What Happens to Food when you Heat it?
Often people ask us for scientific proof that a raw-food diet is the ideal way
to live. We often respond by telling them that the best proof is their own experience.
Should they abandon their current eating habits and embrace a raw-food regimen
for two years, they would be able to experience dramatic and positive results
that no "magic pill" could provide. We might also tell them that although
they might want to certify the validity of the raw-food theory, and they ought
to do so, they never questioned what has been taught to them in the field of
nutrition when they were in school, to verify its truthfulness.
"What happens to food when you heat it?" was the title of an article
published in February 1996, in Dr. William Campbell Douglass' "Second Opinion,"
a newsletter containing articles on health, nutrition and medicine. This most
interesting article is in response to a reader who asks if there is actual proof
that cooking food is a danger to health. Dr. Douglass then recalls an interesting
experiment that sheds some light on the subject.
"Dr. Paul Kouchakoff of the Institute of Clinical Chemistry studied the
influence of cooked food on our blood. While the blood response to cooked food
doesn't prove that cooking food is detrimental to your health, if the blood
reacts in the same way that it would to noxious elements, it is an indirect
indication of this.
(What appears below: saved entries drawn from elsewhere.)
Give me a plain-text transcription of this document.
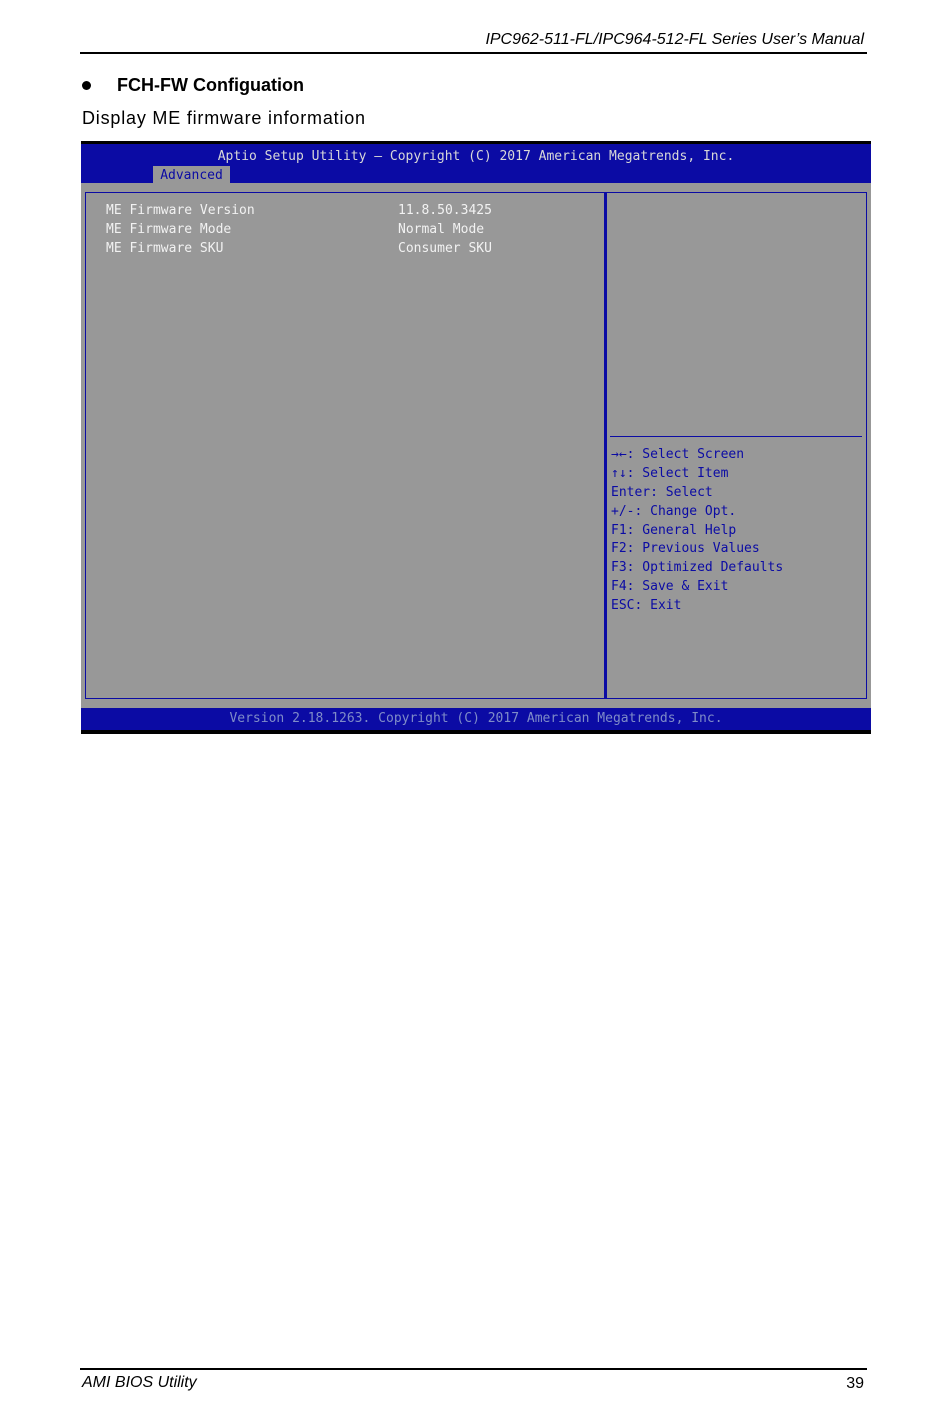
IPC962-511-FL/IPC964-512-FL Series User’s Manual
FCH-FW Configuation
Display ME firmware information
Aptio Setup Utility – Copyright (C) 2017 American Megatrends, Inc.
Advanced
ME Firmware Version	11.8.50.3425
ME Firmware Mode	Normal Mode
ME Firmware SKU	Consumer SKU
→←: Select Screen
↑↓: Select Item
Enter: Select
+/-: Change Opt.
F1: General Help
F2: Previous Values
F3: Optimized Defaults
F4: Save & Exit
ESC: Exit
Version 2.18.1263. Copyright (C) 2017 American Megatrends, Inc.
AMI BIOS Utility	39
The human body, and that of all living things, is very sensitive
to harmful influences and reacts against them immediately. This is easily demonstrated
by the analysis of blood during an infection, following trauma, and with exposure
to noxious chemicals.
"The blood's response to these challenges to the "homeostasis,"
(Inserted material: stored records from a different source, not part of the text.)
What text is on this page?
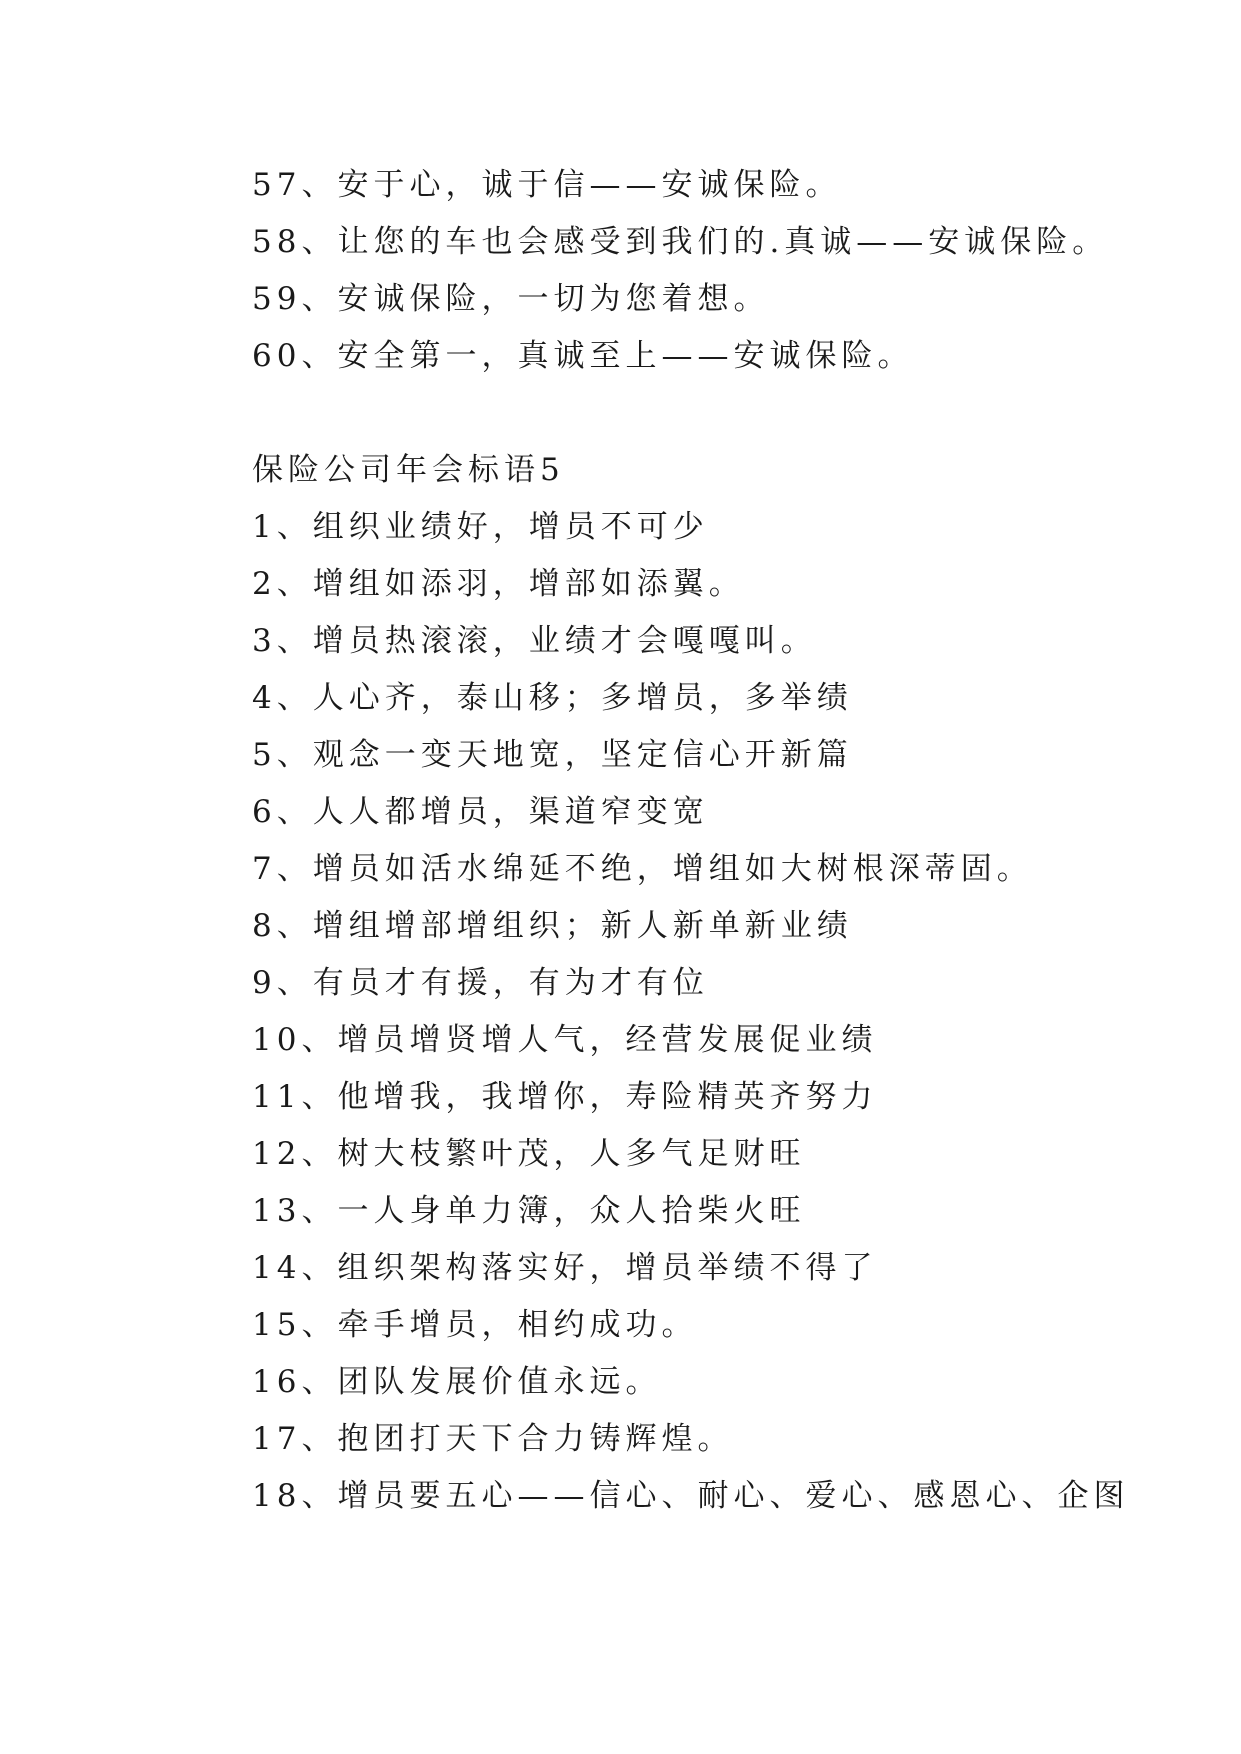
57、安于心，诚于信——安诚保险。
58、让您的车也会感受到我们的.真诚——安诚保险。
59、安诚保险，一切为您着想。
60、安全第一，真诚至上——安诚保险。
保险公司年会标语5
1、组织业绩好，增员不可少
2、增组如添羽，增部如添翼。
3、增员热滚滚，业绩才会嘎嘎叫。
4、人心齐，泰山移；多增员，多举绩
5、观念一变天地宽，坚定信心开新篇
6、人人都增员，渠道窄变宽
7、增员如活水绵延不绝，增组如大树根深蒂固。
8、增组增部增组织；新人新单新业绩
9、有员才有援，有为才有位
10、增员增贤增人气，经营发展促业绩
11、他增我，我增你，寿险精英齐努力
12、树大枝繁叶茂，人多气足财旺
13、一人身单力簿，众人拾柴火旺
14、组织架构落实好，增员举绩不得了
15、牵手增员，相约成功。
16、团队发展价值永远。
17、抱团打天下合力铸辉煌。
18、增员要五心——信心、耐心、爱心、感恩心、企图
or natural balance of the body, is to increase the number of leucocytes, white
blood corpuscles, to fight the invader. Before the landmark work of Dr. Kouchakoff,
it was known that the ingestion of food would cause a rise in the number of
leucocytes in the blood. It was called digestive leucocytosis and was considered
to be a normal physiological response to eating.
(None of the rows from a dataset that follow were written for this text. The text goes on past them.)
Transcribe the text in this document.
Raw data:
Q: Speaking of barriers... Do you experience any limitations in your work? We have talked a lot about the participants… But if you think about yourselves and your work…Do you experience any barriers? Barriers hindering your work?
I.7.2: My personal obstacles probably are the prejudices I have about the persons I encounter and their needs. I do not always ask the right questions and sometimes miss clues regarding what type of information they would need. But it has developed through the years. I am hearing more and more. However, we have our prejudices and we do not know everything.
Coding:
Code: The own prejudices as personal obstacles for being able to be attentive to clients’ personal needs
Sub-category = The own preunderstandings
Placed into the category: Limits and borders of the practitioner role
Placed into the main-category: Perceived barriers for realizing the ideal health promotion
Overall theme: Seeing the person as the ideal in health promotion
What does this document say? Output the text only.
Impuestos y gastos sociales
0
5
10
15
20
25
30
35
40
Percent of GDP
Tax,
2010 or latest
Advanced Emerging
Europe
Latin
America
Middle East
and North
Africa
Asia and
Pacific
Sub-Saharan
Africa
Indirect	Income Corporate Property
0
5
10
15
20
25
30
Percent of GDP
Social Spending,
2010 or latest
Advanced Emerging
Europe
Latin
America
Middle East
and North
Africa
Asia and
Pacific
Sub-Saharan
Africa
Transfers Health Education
"But Dr. Kouchakoff went beyond the simple observation of the digestive
leucocytosis and made a remarkable discovery: he found that unaltered food (i.e.,
food that had not been overheated or refined in any way) caused no reaction
in the blood. But food that had been heated beyond a certain temperature (unique
to each food), or food that was processed, always caused a rise in the number
of white cells. He called this not a digestive leucocytosis, but a pathological
leucocytosis - a reaction to a foreign invader.
"Kouchakoff tested a great variety of foodstuffs including water, salt,
vegetables, cereals, nuts, honey, raw eggs, raw milk, raw fish, raw meat, butter,
sour milk, etc. None of these, if fresh, unrefined, and not overheated, caused
any reaction, but were seen as friendly food not to be fought.
"These same natural foods, altered only by heating, caused rise in the
white blood count (leucocytosis), a reaction that is expected when the body
is invaded by a dangerous foreign invader."
So science itself has the proof that cooking alters food at the molecular level
to turn it into a poison. The body reacts to cooked food the some way it would
react to a dangerous substance. Such experiments might reinforce our belief
that raw-plant food is the only diet fit for humans, but don't you think that
simple common sense is enough? We obviously cook food in order to alter it,
so either the process improves the food, or degrades it. And I think simple
logic shows us which option is the right one.